19 февраля Хрущев надиктовывает своей стенографистке дополнительный материал, в том числе и пассажи, отмеченные особенным волнением и гневом. Он обвиняет Сталина в некомпетентном руководстве во время войны, в послевоенном терроре («ленинградское дело», «дело врачей»), в разрушении сельского хозяйства, а также осторожно пытается объяснить, почему он сам и его коллеги были бессильны остановить «тирана». «Он нас использовал»; «всякий, кто возражал… был обречен»; «иной раз посмотрит тебе в глаза, — а он старался сверлить своими глазами… и говорит: что-то у вас глаза сегодня бегают, или: что-то вы сегодня отворачиваетесь, не смотрите прямо в глаза, или, наоборот, — что-то вы сегодня упорно смотрите…» 37
За четыре дня до этой диктовки Хрущев приказал Шепилову, ставшему редактором «Правды» после Поспелова, который в июле 1955 года был назначен секретарем ЦК, подготовить еще одну версию доклада. Среди ставленников Хрущева Шепилов был необычной фигурой: высокообразованный человек, выпускник МГУ, сотрудник Института красной профессуры. 15 февраля, в начале съезда, он только что закончил свое приветственное выступление и сидел с правой стороны сцены вместе с другими высокопоставленными лицами, когда к нему подошел Хрущев. Им уже случалось обсуждать Сталина; о сталинских репрессиях Хрущев говорил открыто и «с ненавистью». По дороге из Кремля в здание ЦК на Старой площади Шепилов спросил, что же он должен написать. «Мы с тобой все обсудили, — ответил Хрущев. — Настало время действовать». 25 февраля, слушая речь Хрущева, Шепилов узнал в ней немало своих фраз и абзацев, однако они были перетасованы. Кто редактировал речь? Если сам Хрущев, размышлял позднее Шепилов, то «он, должно быть, ее надиктовал, потому что Никита Сергеевич никогда не писал сам; у него были проблемы с грамотностью, и он об этом прекрасно знал. Один раз я видел его резолюцию на документе, в которой слово „ознакомиться“ было написано так: „ознакомица“» 38.
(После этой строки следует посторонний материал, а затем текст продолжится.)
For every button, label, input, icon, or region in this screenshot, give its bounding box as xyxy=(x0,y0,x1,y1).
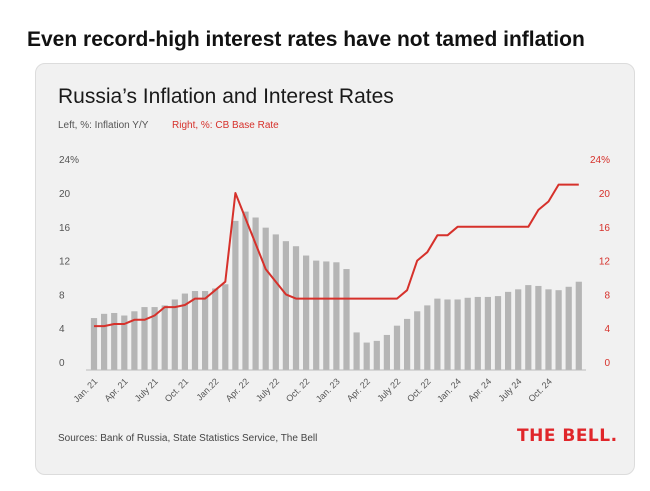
x-tick-label: Apr. 22 xyxy=(224,376,251,403)
inflation-bar xyxy=(141,307,148,370)
x-tick-label: Jan.22 xyxy=(194,376,220,402)
inflation-bar xyxy=(545,289,552,370)
inflation-bar xyxy=(515,289,522,370)
inflation-bar xyxy=(575,281,582,370)
inflation-bar xyxy=(505,291,512,370)
y-tick-right: 4 xyxy=(604,324,610,335)
inflation-bar xyxy=(121,315,128,370)
inflation-bar xyxy=(131,311,138,370)
chart-title: Russia’s Inflation and Interest Rates xyxy=(58,85,394,108)
base-rate-line xyxy=(94,183,579,328)
inflation-bar xyxy=(191,291,199,370)
inflation-bar xyxy=(484,296,491,370)
inflation-bar xyxy=(272,234,279,370)
inflation-bar xyxy=(464,297,471,370)
inflation-bar xyxy=(282,241,289,370)
y-tick-right: 20 xyxy=(599,189,611,200)
inflation-bar xyxy=(353,332,360,370)
inflation-bar xyxy=(363,342,370,370)
inflation-bar xyxy=(111,312,118,370)
inflation-bar xyxy=(535,285,542,370)
inflation-bar xyxy=(292,246,300,370)
x-tick-label: Oct. 24 xyxy=(526,376,554,404)
x-tick-label: July 21 xyxy=(133,376,160,403)
y-tick-right: 24% xyxy=(590,155,610,166)
y-tick-left: 0 xyxy=(59,358,65,369)
inflation-bar xyxy=(404,318,411,370)
y-tick-right: 16 xyxy=(599,223,611,234)
inflation-bar xyxy=(323,261,330,370)
y-tick-right: 0 xyxy=(604,358,610,369)
x-tick-label: Jan. 23 xyxy=(314,376,342,404)
inflation-bar xyxy=(232,220,239,370)
inflation-bar xyxy=(434,298,441,370)
inflation-bar xyxy=(242,211,249,370)
x-tick-label: July 24 xyxy=(496,376,523,403)
inflation-bar xyxy=(252,217,259,370)
inflation-bar xyxy=(393,325,401,370)
inflation-bar xyxy=(373,340,380,370)
inflation-bar xyxy=(383,334,390,370)
x-tick-label: July 22 xyxy=(375,376,402,403)
inflation-bar xyxy=(454,299,461,370)
inflation-bar xyxy=(313,260,320,370)
x-tick-label: Apr. 22 xyxy=(345,376,372,403)
inflation-bar xyxy=(303,255,310,370)
y-tick-left: 24% xyxy=(59,155,79,166)
x-tick-label: Jan. 24 xyxy=(435,376,463,404)
y-tick-left: 8 xyxy=(59,290,65,301)
y-tick-left: 20 xyxy=(59,189,71,200)
inflation-bar xyxy=(101,313,108,370)
x-tick-label: Jan. 21 xyxy=(71,376,99,404)
inflation-bar xyxy=(161,305,168,370)
inflation-bar xyxy=(414,311,421,370)
inflation-bar xyxy=(474,296,481,370)
legend-base-rate: Right, %: CB Base Rate xyxy=(172,120,279,131)
inflation-bar xyxy=(525,285,532,370)
inflation-bar xyxy=(181,293,188,370)
inflation-bar xyxy=(171,299,178,370)
y-tick-left: 4 xyxy=(59,324,65,335)
source-note: Sources: Bank of Russia, State Statistic… xyxy=(58,433,318,444)
inflation-bar xyxy=(494,296,502,370)
the-bell-logo: THE BELL. xyxy=(517,426,618,446)
inflation-bar xyxy=(333,262,340,370)
y-tick-right: 12 xyxy=(599,257,611,268)
inflation-bar xyxy=(424,305,431,370)
inflation-bar xyxy=(262,227,269,370)
legend-inflation: Left, %: Inflation Y/Y xyxy=(58,120,149,131)
inflation-bar xyxy=(212,288,219,370)
y-tick-left: 16 xyxy=(59,223,71,234)
inflation-bar xyxy=(565,286,572,370)
inflation-bar xyxy=(151,307,158,370)
x-tick-label: Apr. 24 xyxy=(466,376,493,403)
x-tick-label: Oct. 22 xyxy=(405,376,433,404)
inflation-bar xyxy=(90,318,98,370)
inflation-bar xyxy=(555,290,562,370)
x-tick-label: Apr. 21 xyxy=(102,376,129,403)
headline: Even record-high interest rates have not… xyxy=(27,28,585,51)
inflation-bar xyxy=(343,269,350,370)
y-tick-left: 12 xyxy=(59,257,71,268)
x-tick-label: July 22 xyxy=(254,376,281,403)
x-tick-label: Oct. 22 xyxy=(284,376,312,404)
y-tick-right: 8 xyxy=(604,290,610,301)
inflation-bar xyxy=(202,291,209,370)
x-tick-label: Oct. 21 xyxy=(163,376,191,404)
inflation-bar xyxy=(444,299,451,370)
inflation-bar xyxy=(222,284,229,370)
Итак, около 20 февраля на основе версий Поспелова — Аристова и Шепилова, а также диктовок самого Хрущева был создан новый черновик речи. К этому времени Микоян, Сабуров и другие союзники Хрущева уже предложили упомянуть внешнюю политику и национальные репрессии в послевоенное время — дополнения, особенно привлекательные для Хрущева, поскольку в этот период он находился дальше всего от Сталина и его ближайших приспешников. 23 февраля, за два дня до закрытия съезда, окончательная версия была роздана членам Президиума. Одна копия, сохранившаяся в архивах, испещрена карандашными пометками разных цветов. После описания пыток партработника Роберта Эйхе и его отчаянной мольбы, обращенной к Сталину, кто-то приписал на полях: «Вот он, наш „дорогой отец“!» Другой комментарий добавляет к последней фразе-предупреждению: «Это не должно выйти за границы партии, тем более — просочиться в прессу» слова «не следует обнажать наши раны» 39.
22 февраля Хрущев получил письмо от Василия Андрианова, бывшего первого секретаря Ленинградского горкома, готовившего сцену для кровавого «ленинградского дела»: Андрианов предлагал выступить на закрытом заседании съезда и сообщить «то же, о чем я писал в своем меморандуме и что рассказывал на встрече с вами». Два дня спустя сталинградский товарищ Хрущева генерал Еременко предложил рассказать, как приказы Сталина едва не привели к падению Сталинграда 40. В тот же день, в десять вечера, Хрущев вызвал своих помощников Григория Шуйского и Петра Демичева, надиктовал дополнительные вставки стенографистке (которая, как рассказывают, посреди диктовки не выдержала и разрыдалась) и приказал представить ему окончательный текст на следующее утро, 25 февраля 41.
В сороковую годовщину секретного доклада, на конференции, посвященной юбилею XX съезда, Михаил Горбачев восхищался «огромным политическим риском», на который пошел Хрущев, его «политическим мужеством» и решимостью, с какой он, «начав разоблачение преступлений сталинского режима», продемонстрировал, что «оказался человеком нравственности» 42. Но даже если забыть о секретном докладе, первый после смерти Сталина съезд стал для Хрущева «проверкой на прочность» — и эту проверку он выдержал. После своей вступительной речи в первый день съезда, как вспоминал Сергей Хрущев, отец «вернулся домой смертельно усталый, но очень довольный». Он «просто сиял. Произносить вступительный доклад на съезде — для него это была высшая возможная честь» 43.